Where the Wild Things Are is only dark because it’s truthful about life, though it’s also hopeful. Max runs back to his family because it’s his home, not because they are perfect, or because they fulfill his wildest dreams. You never get the sense that Max lives happily ever after in his home, but you do get the sense that his family will do their best to love him and that he will do the same for them. In this broken world, that’s the best we can ask for.


2 Comments

  1. I thought that the film captured certain elements of being a child very well–elements of childhood that are not typically expressed in film. Childhood is often portrayed as a cute, happy, innocent time in life, but the picture that this film paints is much more realistic: life is not always pleasant or what you want it to be. As a Christian, I can definitely appreciate the film’s honesty because it illustrates that children are also fallen human beings who desperately need Christ. Having said that, however, I will say that I did not enjoy watching Where the Wild Things Are much because I sympathized so much with the characters–although I maintain that it was a good film, skillfully made.

  2. My kids are movie hounds and wait anxiously for the release of new movies (think of goats at the feeding machines of petting zoos level of excitement).

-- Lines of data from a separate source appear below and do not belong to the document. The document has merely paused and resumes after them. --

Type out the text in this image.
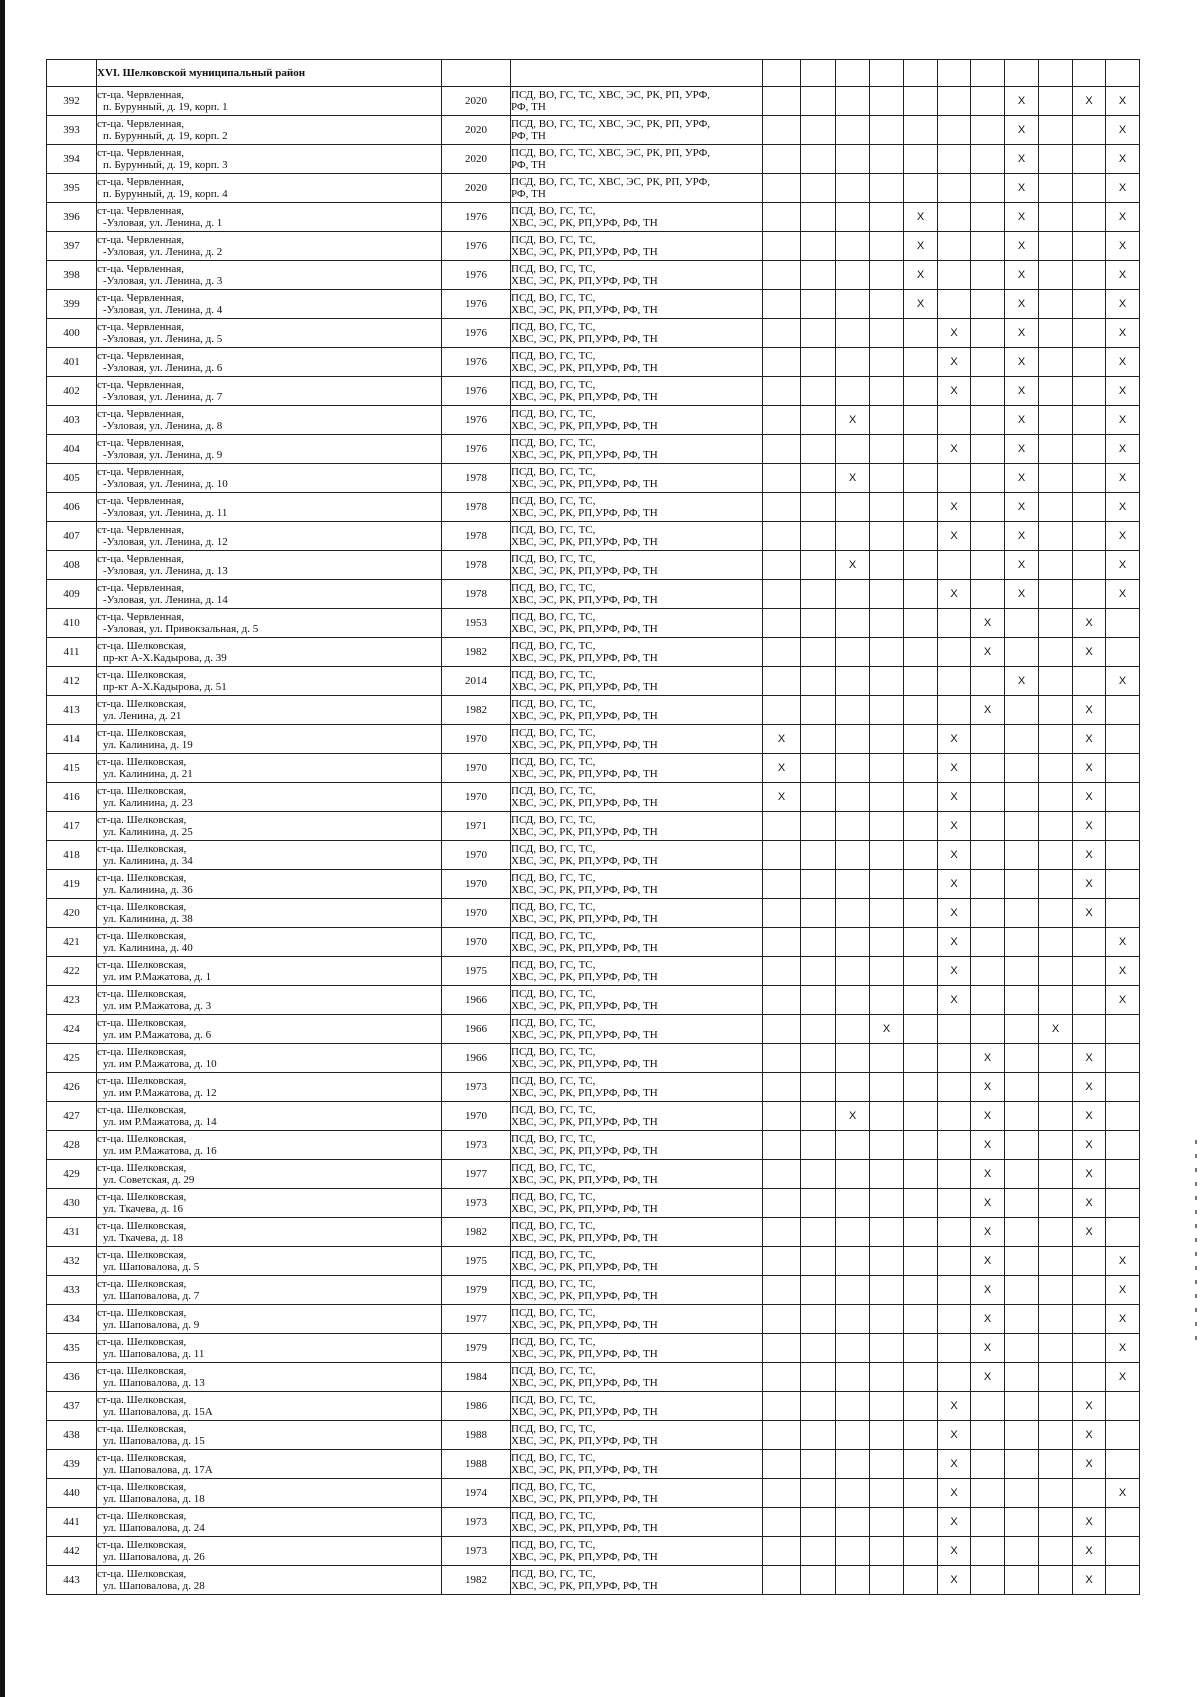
	XVI. Шелковской муниципальный район													
392	ст-ца. Червленная,
п. Бурунный, д. 19, корп. 1	2020	ПСД, ВО, ГС, ТС, ХВС, ЭС, РК, РП, УРФ,
РФ, ТН								X		X	X
393	ст-ца. Червленная,
п. Бурунный, д. 19, корп. 2	2020	ПСД, ВО, ГС, ТС, ХВС, ЭС, РК, РП, УРФ,
РФ, ТН								X			X
394	ст-ца. Червленная,
п. Бурунный, д. 19, корп. 3	2020	ПСД, ВО, ГС, ТС, ХВС, ЭС, РК, РП, УРФ,
РФ, ТН								X			X
395	ст-ца. Червленная,
п. Бурунный, д. 19, корп. 4	2020	ПСД, ВО, ГС, ТС, ХВС, ЭС, РК, РП, УРФ,
РФ, ТН								X			X
396	ст-ца. Червленная,
-Узловая, ул. Ленина, д. 1	1976	ПСД, ВО, ГС, ТС,
ХВС, ЭС, РК, РП,УРФ, РФ, ТН					X			X			X
397	ст-ца. Червленная,
-Узловая, ул. Ленина, д. 2	1976	ПСД, ВО, ГС, ТС,
ХВС, ЭС, РК, РП,УРФ, РФ, ТН					X			X			X
398	ст-ца. Червленная,
-Узловая, ул. Ленина, д. 3	1976	ПСД, ВО, ГС, ТС,
ХВС, ЭС, РК, РП,УРФ, РФ, ТН					X			X			X
399	ст-ца. Червленная,
-Узловая, ул. Ленина, д. 4	1976	ПСД, ВО, ГС, ТС,
ХВС, ЭС, РК, РП,УРФ, РФ, ТН					X			X			X
400	ст-ца. Червленная,
-Узловая, ул. Ленина, д. 5	1976	ПСД, ВО, ГС, ТС,
ХВС, ЭС, РК, РП,УРФ, РФ, ТН						X		X			X
401	ст-ца. Червленная,
-Узловая, ул. Ленина, д. 6	1976	ПСД, ВО, ГС, ТС,
ХВС, ЭС, РК, РП,УРФ, РФ, ТН						X		X			X
402	ст-ца. Червленная,
-Узловая, ул. Ленина, д. 7	1976	ПСД, ВО, ГС, ТС,
ХВС, ЭС, РК, РП,УРФ, РФ, ТН						X		X			X
403	ст-ца. Червленная,
-Узловая, ул. Ленина, д. 8	1976	ПСД, ВО, ГС, ТС,
ХВС, ЭС, РК, РП,УРФ, РФ, ТН			X					X			X
404	ст-ца. Червленная,
-Узловая, ул. Ленина, д. 9	1976	ПСД, ВО, ГС, ТС,
ХВС, ЭС, РК, РП,УРФ, РФ, ТН						X		X			X
405	ст-ца. Червленная,
-Узловая, ул. Ленина, д. 10	1978	ПСД, ВО, ГС, ТС,
ХВС, ЭС, РК, РП,УРФ, РФ, ТН			X					X			X
406	ст-ца. Червленная,
-Узловая, ул. Ленина, д. 11	1978	ПСД, ВО, ГС, ТС,
ХВС, ЭС, РК, РП,УРФ, РФ, ТН						X		X			X
407	ст-ца. Червленная,
-Узловая, ул. Ленина, д. 12	1978	ПСД, ВО, ГС, ТС,
ХВС, ЭС, РК, РП,УРФ, РФ, ТН						X		X			X
408	ст-ца. Червленная,
-Узловая, ул. Ленина, д. 13	1978	ПСД, ВО, ГС, ТС,
ХВС, ЭС, РК, РП,УРФ, РФ, ТН			X					X			X
409	ст-ца. Червленная,
-Узловая, ул. Ленина, д. 14	1978	ПСД, ВО, ГС, ТС,
ХВС, ЭС, РК, РП,УРФ, РФ, ТН						X		X			X
410	ст-ца. Червленная,
-Узловая, ул. Привокзальная, д. 5	1953	ПСД, ВО, ГС, ТС,
ХВС, ЭС, РК, РП,УРФ, РФ, ТН							X			X	
411	ст-ца. Шелковская,
пр-кт А-Х.Кадырова, д. 39	1982	ПСД, ВО, ГС, ТС,
ХВС, ЭС, РК, РП,УРФ, РФ, ТН							X			X	
412	ст-ца. Шелковская,
пр-кт А-Х.Кадырова, д. 51	2014	ПСД, ВО, ГС, ТС,
ХВС, ЭС, РК, РП,УРФ, РФ, ТН								X			X
413	ст-ца. Шелковская,
ул. Ленина, д. 21	1982	ПСД, ВО, ГС, ТС,
ХВС, ЭС, РК, РП,УРФ, РФ, ТН							X			X	
414	ст-ца. Шелковская,
ул. Калинина, д. 19	1970	ПСД, ВО, ГС, ТС,
ХВС, ЭС, РК, РП,УРФ, РФ, ТН	X					X				X	
415	ст-ца. Шелковская,
ул. Калинина, д. 21	1970	ПСД, ВО, ГС, ТС,
ХВС, ЭС, РК, РП,УРФ, РФ, ТН	X					X				X	
416	ст-ца. Шелковская,
ул. Калинина, д. 23	1970	ПСД, ВО, ГС, ТС,
ХВС, ЭС, РК, РП,УРФ, РФ, ТН	X					X				X	
417	ст-ца. Шелковская,
ул. Калинина, д. 25	1971	ПСД, ВО, ГС, ТС,
ХВС, ЭС, РК, РП,УРФ, РФ, ТН						X				X	
418	ст-ца. Шелковская,
ул. Калинина, д. 34	1970	ПСД, ВО, ГС, ТС,
ХВС, ЭС, РК, РП,УРФ, РФ, ТН						X				X	
419	ст-ца. Шелковская,
ул. Калинина, д. 36	1970	ПСД, ВО, ГС, ТС,
ХВС, ЭС, РК, РП,УРФ, РФ, ТН						X				X	
420	ст-ца. Шелковская,
ул. Калинина, д. 38	1970	ПСД, ВО, ГС, ТС,
ХВС, ЭС, РК, РП,УРФ, РФ, ТН						X				X	
421	ст-ца. Шелковская,
ул. Калинина, д. 40	1970	ПСД, ВО, ГС, ТС,
ХВС, ЭС, РК, РП,УРФ, РФ, ТН						X					X
422	ст-ца. Шелковская,
ул. им Р.Мажатова, д. 1	1975	ПСД, ВО, ГС, ТС,
ХВС, ЭС, РК, РП,УРФ, РФ, ТН						X					X
423	ст-ца. Шелковская,
ул. им Р.Мажатова, д. 3	1966	ПСД, ВО, ГС, ТС,
ХВС, ЭС, РК, РП,УРФ, РФ, ТН						X					X
424	ст-ца. Шелковская,
ул. им Р.Мажатова, д. 6	1966	ПСД, ВО, ГС, ТС,
ХВС, ЭС, РК, РП,УРФ, РФ, ТН				X					X		
425	ст-ца. Шелковская,
ул. им Р.Мажатова, д. 10	1966	ПСД, ВО, ГС, ТС,
ХВС, ЭС, РК, РП,УРФ, РФ, ТН							X			X	
426	ст-ца. Шелковская,
ул. им Р.Мажатова, д. 12	1973	ПСД, ВО, ГС, ТС,
ХВС, ЭС, РК, РП,УРФ, РФ, ТН							X			X	
427	ст-ца. Шелковская,
ул. им Р.Мажатова, д. 14	1970	ПСД, ВО, ГС, ТС,
ХВС, ЭС, РК, РП,УРФ, РФ, ТН			X				X			X	
428	ст-ца. Шелковская,
ул. им Р.Мажатова, д. 16	1973	ПСД, ВО, ГС, ТС,
ХВС, ЭС, РК, РП,УРФ, РФ, ТН							X			X	
429	ст-ца. Шелковская,
ул. Советская, д. 29	1977	ПСД, ВО, ГС, ТС,
ХВС, ЭС, РК, РП,УРФ, РФ, ТН							X			X	
430	ст-ца. Шелковская,
ул. Ткачева, д. 16	1973	ПСД, ВО, ГС, ТС,
ХВС, ЭС, РК, РП,УРФ, РФ, ТН							X			X	
431	ст-ца. Шелковская,
ул. Ткачева, д. 18	1982	ПСД, ВО, ГС, ТС,
ХВС, ЭС, РК, РП,УРФ, РФ, ТН							X			X	
432	ст-ца. Шелковская,
ул. Шаповалова, д. 5	1975	ПСД, ВО, ГС, ТС,
ХВС, ЭС, РК, РП,УРФ, РФ, ТН							X				X
433	ст-ца. Шелковская,
ул. Шаповалова, д. 7	1979	ПСД, ВО, ГС, ТС,
ХВС, ЭС, РК, РП,УРФ, РФ, ТН							X				X
434	ст-ца. Шелковская,
ул. Шаповалова, д. 9	1977	ПСД, ВО, ГС, ТС,
ХВС, ЭС, РК, РП,УРФ, РФ, ТН							X				X
435	ст-ца. Шелковская,
ул. Шаповалова, д. 11	1979	ПСД, ВО, ГС, ТС,
ХВС, ЭС, РК, РП,УРФ, РФ, ТН							X				X
436	ст-ца. Шелковская,
ул. Шаповалова, д. 13	1984	ПСД, ВО, ГС, ТС,
ХВС, ЭС, РК, РП,УРФ, РФ, ТН							X				X
437	ст-ца. Шелковская,
ул. Шаповалова, д. 15А	1986	ПСД, ВО, ГС, ТС,
ХВС, ЭС, РК, РП,УРФ, РФ, ТН						X				X	
438	ст-ца. Шелковская,
ул. Шаповалова, д. 15	1988	ПСД, ВО, ГС, ТС,
ХВС, ЭС, РК, РП,УРФ, РФ, ТН						X				X	
439	ст-ца. Шелковская,
ул. Шаповалова, д. 17А	1988	ПСД, ВО, ГС, ТС,
ХВС, ЭС, РК, РП,УРФ, РФ, ТН						X				X	
440	ст-ца. Шелковская,
ул. Шаповалова, д. 18	1974	ПСД, ВО, ГС, ТС,
ХВС, ЭС, РК, РП,УРФ, РФ, ТН						X					X
441	ст-ца. Шелковская,
ул. Шаповалова, д. 24	1973	ПСД, ВО, ГС, ТС,
ХВС, ЭС, РК, РП,УРФ, РФ, ТН						X				X	
442	ст-ца. Шелковская,
ул. Шаповалова, д. 26	1973	ПСД, ВО, ГС, ТС,
ХВС, ЭС, РК, РП,УРФ, РФ, ТН						X				X	
443	ст-ца. Шелковская,
ул. Шаповалова, д. 28	1982	ПСД, ВО, ГС, ТС,
ХВС, ЭС, РК, РП,УРФ, РФ, ТН						X				X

    The trailers led us to believe that we were in for light-hearted, rolicking, childhood-fun world of make believe, adventure, and lessons about growing up.

    We settled into the packed audience; popcorn, soda and those evil sugar stick things at the ready. I’d say it was probably about 20 minutes in that I started to hear the first of the whining from the younger tots in the audience.

    After about 30 minutes my kids were looking over at me with confused looks; and my husband and I could only shrug back at them.

    There is no doubt that Where the Wild Things Are is a well-made movie, great cinemaography, editing, acting and effects. But, the story that is portrayed in the trailers is not the story that is told in the theaters.

    These monsters have issues. Don’t we all? But, working out angst and anger marinated issues for the entertainment of children just really doesn’t work.

    If you are into indie films (because that is what this comes across as although it is not), want something a bit intellectual to chew on, and want that meal in a creative package -then this is the film for you. However, if you are looking for a movie for the family to enjoy… well, my movie hounds asked to leave before their popcorn was finished and talked the whole way home and into the next day about how disturbing they found the film.

    Where the Wild Things are is not for kids; not because it’s inappropriate but because it’s like trying to feed them something like liver pate when they thought they were going to get pizza.